Helpful Hints for Coding with MinorThird

These are not step-by-step instructions. This document is intended to give those with some background in machine learning an idea of where to find the important classes and an introduction to their use. This document should be consider a very high level map pointing to which part of the code to browse.

Introduction

If you're using MinorThird you're probably doing one (or a mix of several) of:

  • Creating new learning algorithms
  • Searching for better features for learning on text
  • Using existing learners & feature extractors to classify documents or extract information

If you're doing something else let us know! In all of the above possibilities you'll be going through the following set of choices:

  • Pick a task - annotation, classification, etc.
  • Choose or develop a learner
  • Choose or develop a feature extractor if working with text
  • Pick some data
  • Decide on a testing method - cross-validation or a fixed test set
  • Evaluate or use the results

If your task doesn't involve text (or if you've already converted the input to features) then you'll only need the classify package. Learners are in classify.algorithms or classify.sequence. Data needs to be in a Dataset object, implemented by BasicDataset. You can add one Example at a time, or load from a file using DatasetLoader. To run an experiment, call one of the static methods in classify.experiments.Tester.
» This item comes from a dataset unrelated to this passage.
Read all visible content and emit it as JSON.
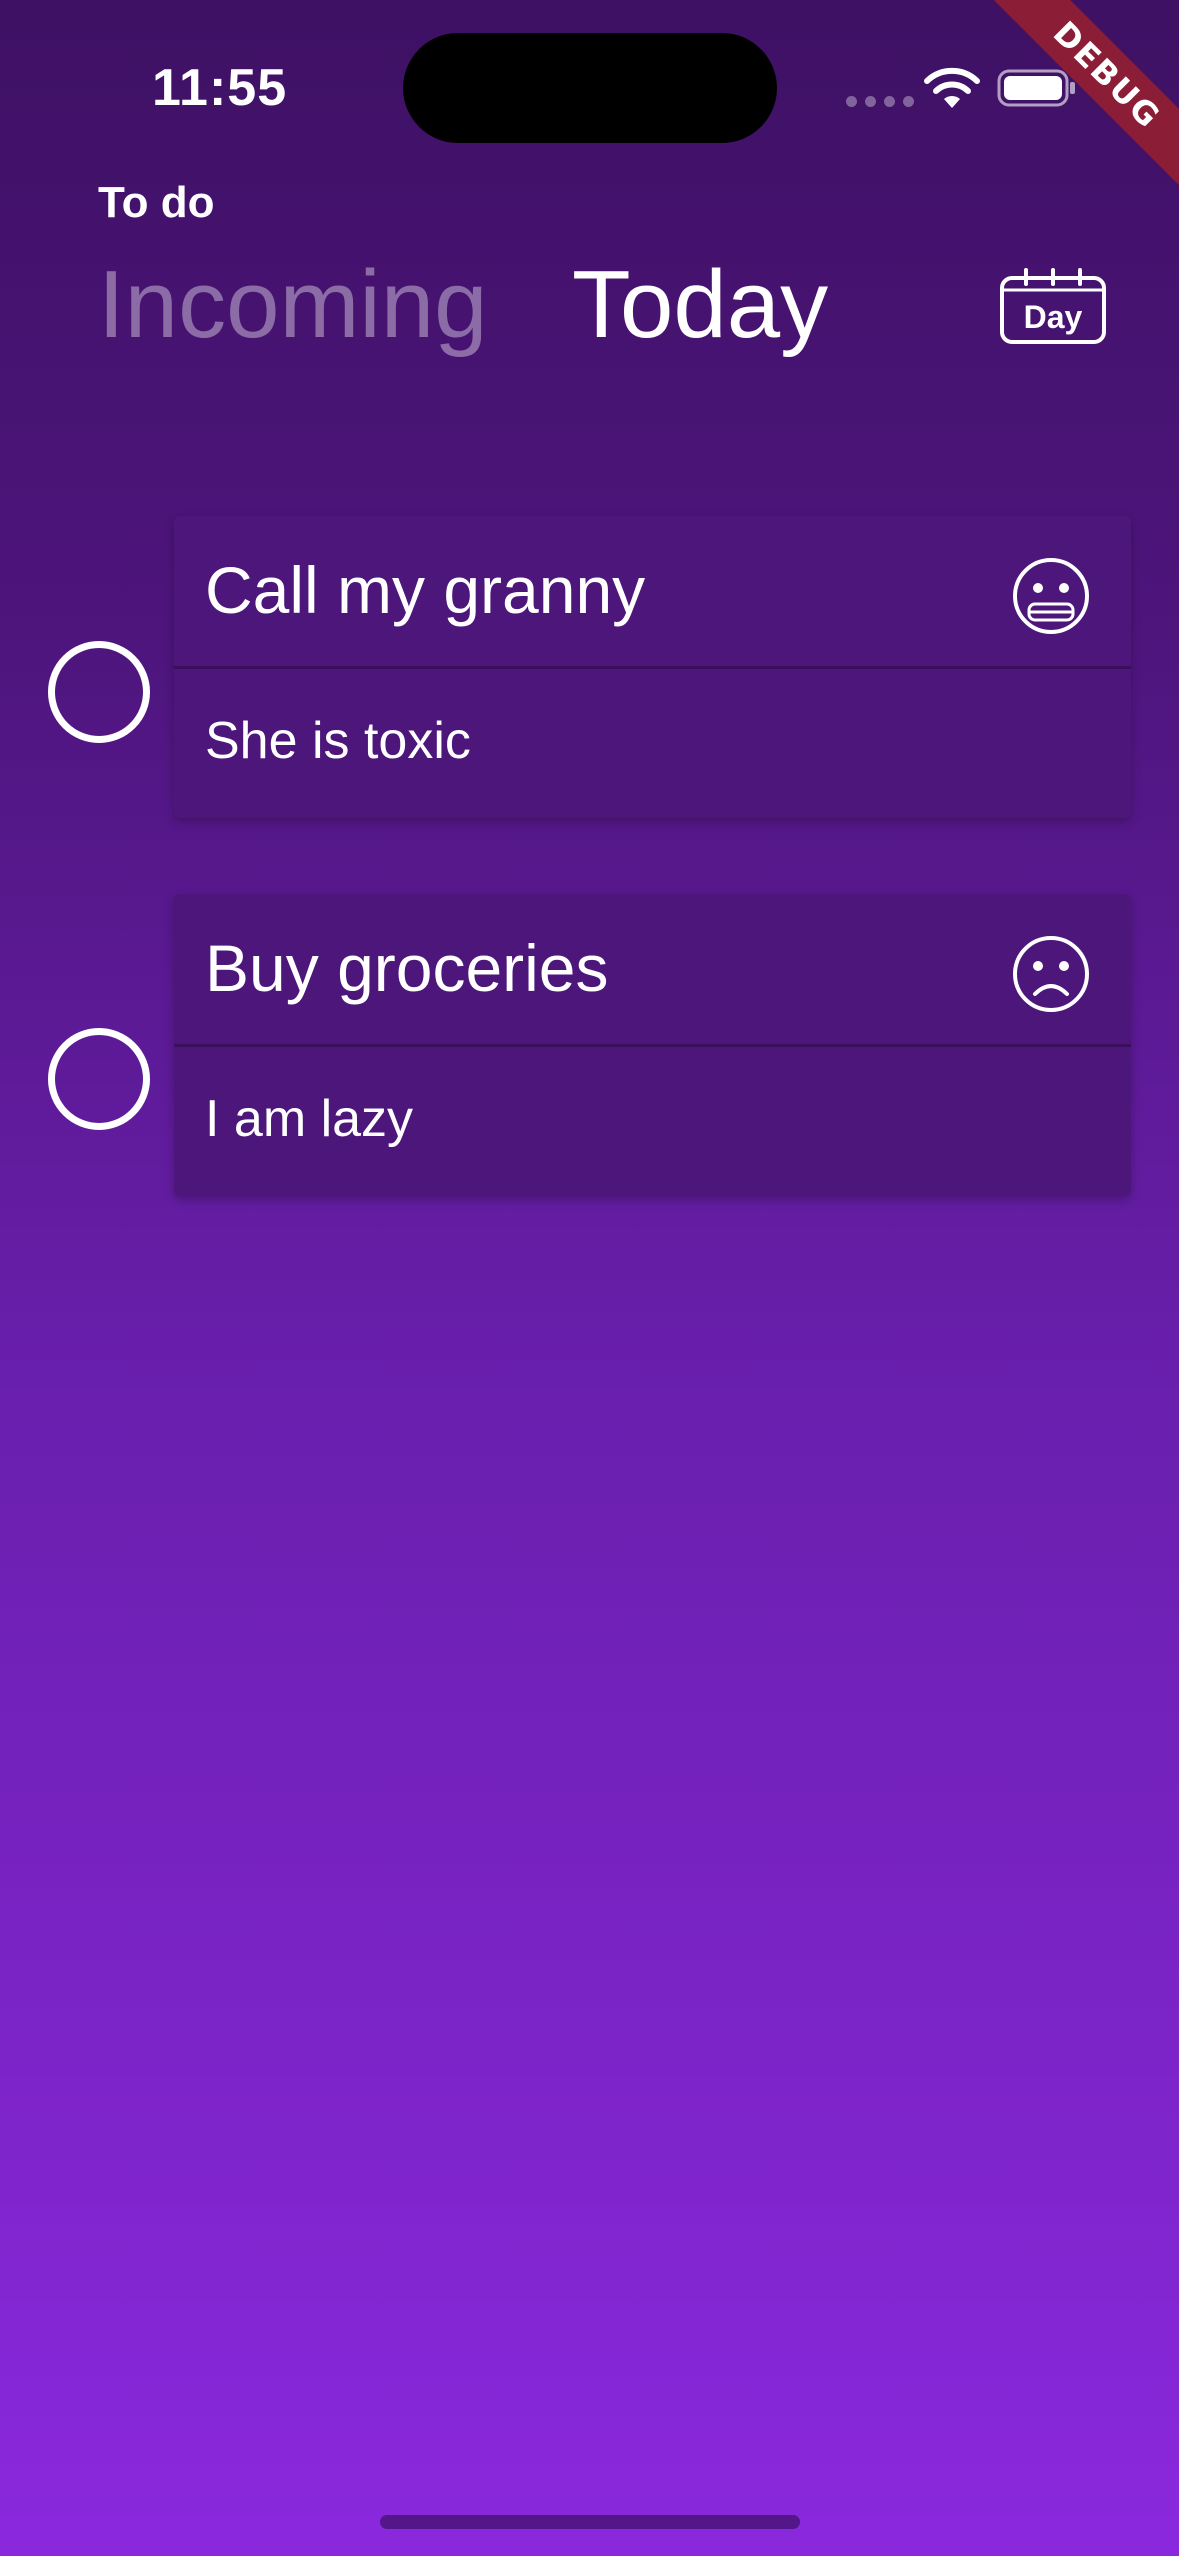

If you want to use an already trained classifier as part of a larger system (i.e., not experimenting), you'll want to have that classifier serialized and call its classification method directly; more on that later.

If your task involves text then data will need to be in a TextBase/TextLabels pair. You'll also use code from text.learn.experiments to run any experiments; classification of a text document uses the text.learn.experiments.ClassifyExperiment code and learners from the classify package; annotation / extraction uses the TextLabelsExperiment code.

Learning

Teacher - The ClassifierTeacher and AnnotatorTeacher provide a protocol for training learners. They provide a mechanism for batch learning, online learning, and active learning.

ClassifierLearner - The interface which all classification learners must implement. It accepts Example instances and generates a Classifier, plus other methods for active learning and constraints on Example. There are a few abstract implementation classes of note: BatchClassifierLearner for standard training and batch learning, OnlineClassifierLearner for online learning algorithms, and binary extensions of each.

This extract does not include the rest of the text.